Discount mortgages offer good value for money - but only if there is no lock-in period once the discount has come to an end.

Capped Rates

These ensure that there is a ceiling to the interest rate you will pay over a given period of time. If your lender's variable rate climbs higher than the capped rate you will benefit. But if it falls below the capped rate you'll just be paying what everyone else is paying.

Capped rates tie you in to the mortgage for a set period of time -- usually between 1 and 5 years -- although we've recently seen the introduction of the first mortgage to be capped for 25 years. These are quite common in the United States but it's the first time the concept of applying a capped rate for the full term of the mortgage has been introduced to the UK. It was only on special offer for a short period of time but, no doubt, someone will revive it again at some point.

Capped rates give you part of the advantages of fixed rates and of variable rates. Again, you'll have to give something back for this. For example, the capped rate is likely to be higher than any fixed rate you can get. Like fixed rates, they make good sense for those on tight budgets who need to ensure that their monthly payments don't rise too far.

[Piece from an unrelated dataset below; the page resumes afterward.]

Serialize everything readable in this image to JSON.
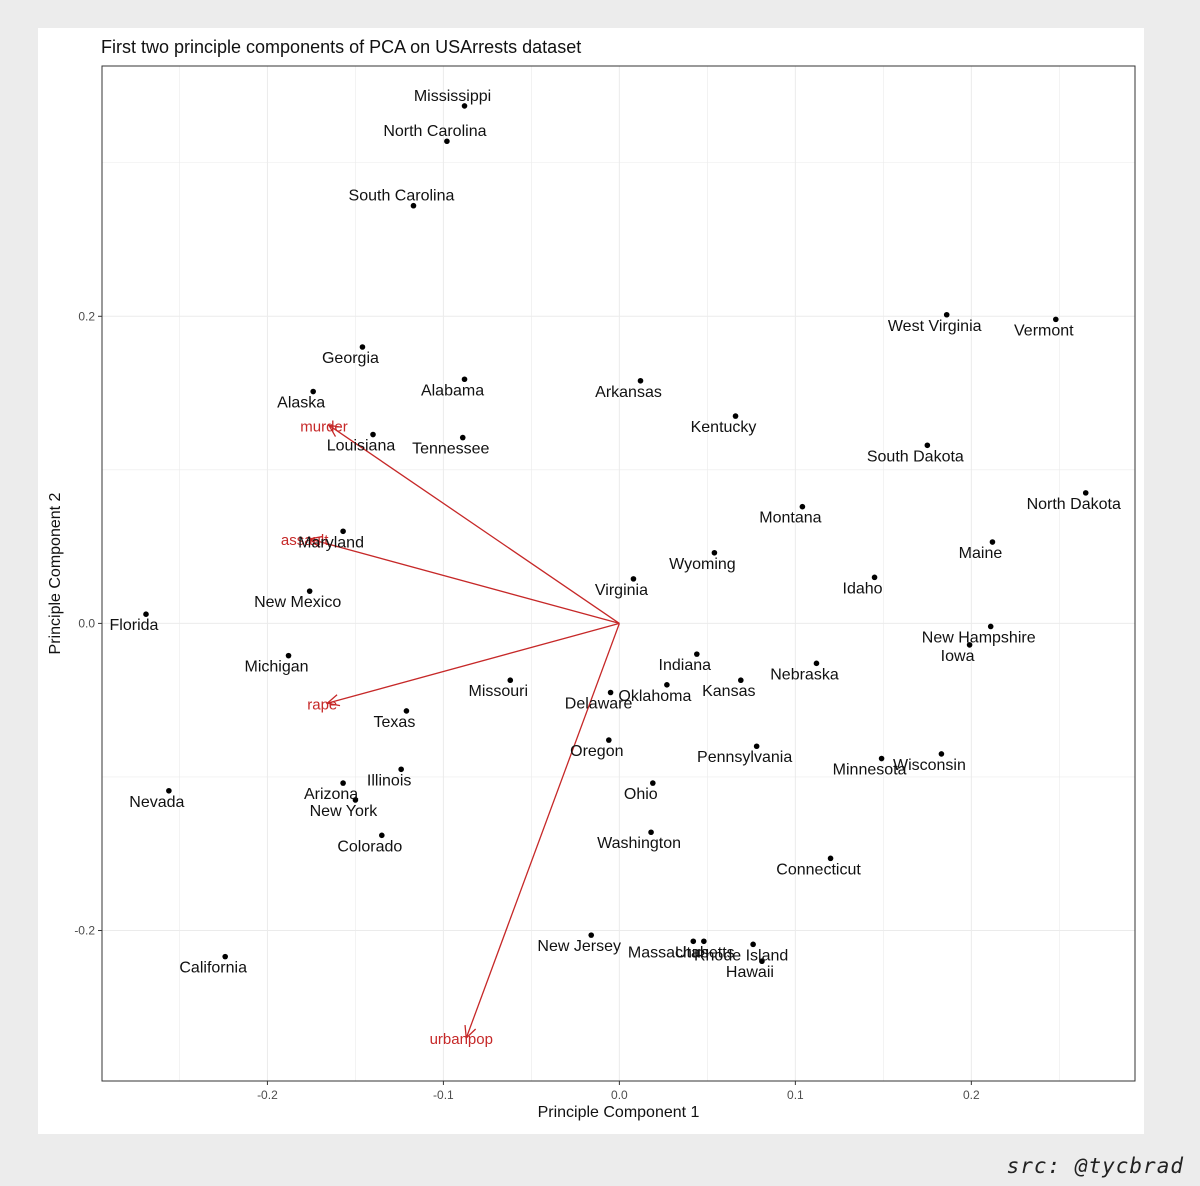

How Is The Interest Charged?

Regardless of the type of interest rate you go for, one vital question to ask is how frequently interest is calculated. If you opt for a mortgage on which the interest is calculated daily (sometimes referred to as an Australian mortgage) you'll pay much less interest over time because every payment immediately reduces the amount you owe. Current account and flexible mortgages will charge interest daily. Where the interest is calculated monthly, you might end up waiting a whole month after making a payment before the interest is recalculated -- so you end up paying interest on money you don't actually owe any more!

But some lenders are sneakier still. They calculate the interest payable on the amount due at the start of the year and this can add several pounds to the typical monthly mortgage payment. It also means that if you make an additional payment to reduce your mortgage it could be up to a year before this reduces the amount of interest you are charged.

Comparing Mortgages

The easiest way to compare mortgages is to look at the amount you need to pay each month. Just looking at the headline interest rate can be misleading, as we have seen that different companies charge interest in different ways. Remember that if you are going for any short-term special offer that you need to consider your monthly payment once the promotion period is over. Ideally, you want a competitive rate then as well and no redemption penalties so that it is cheaper to move your mortgage elsewhere if there are more attractive mortgages available (which there probably will be).

By law mortgage providers have to provide an Annual Percentage Rate (APR) for their products. It illustrates the true underlying interest rate, including all the charges, over the entire term of the loan. This means it adjusts for things such as annually charged interest. Comparing the APR of one loan against another can also help you get a better feel for which is the most competitive.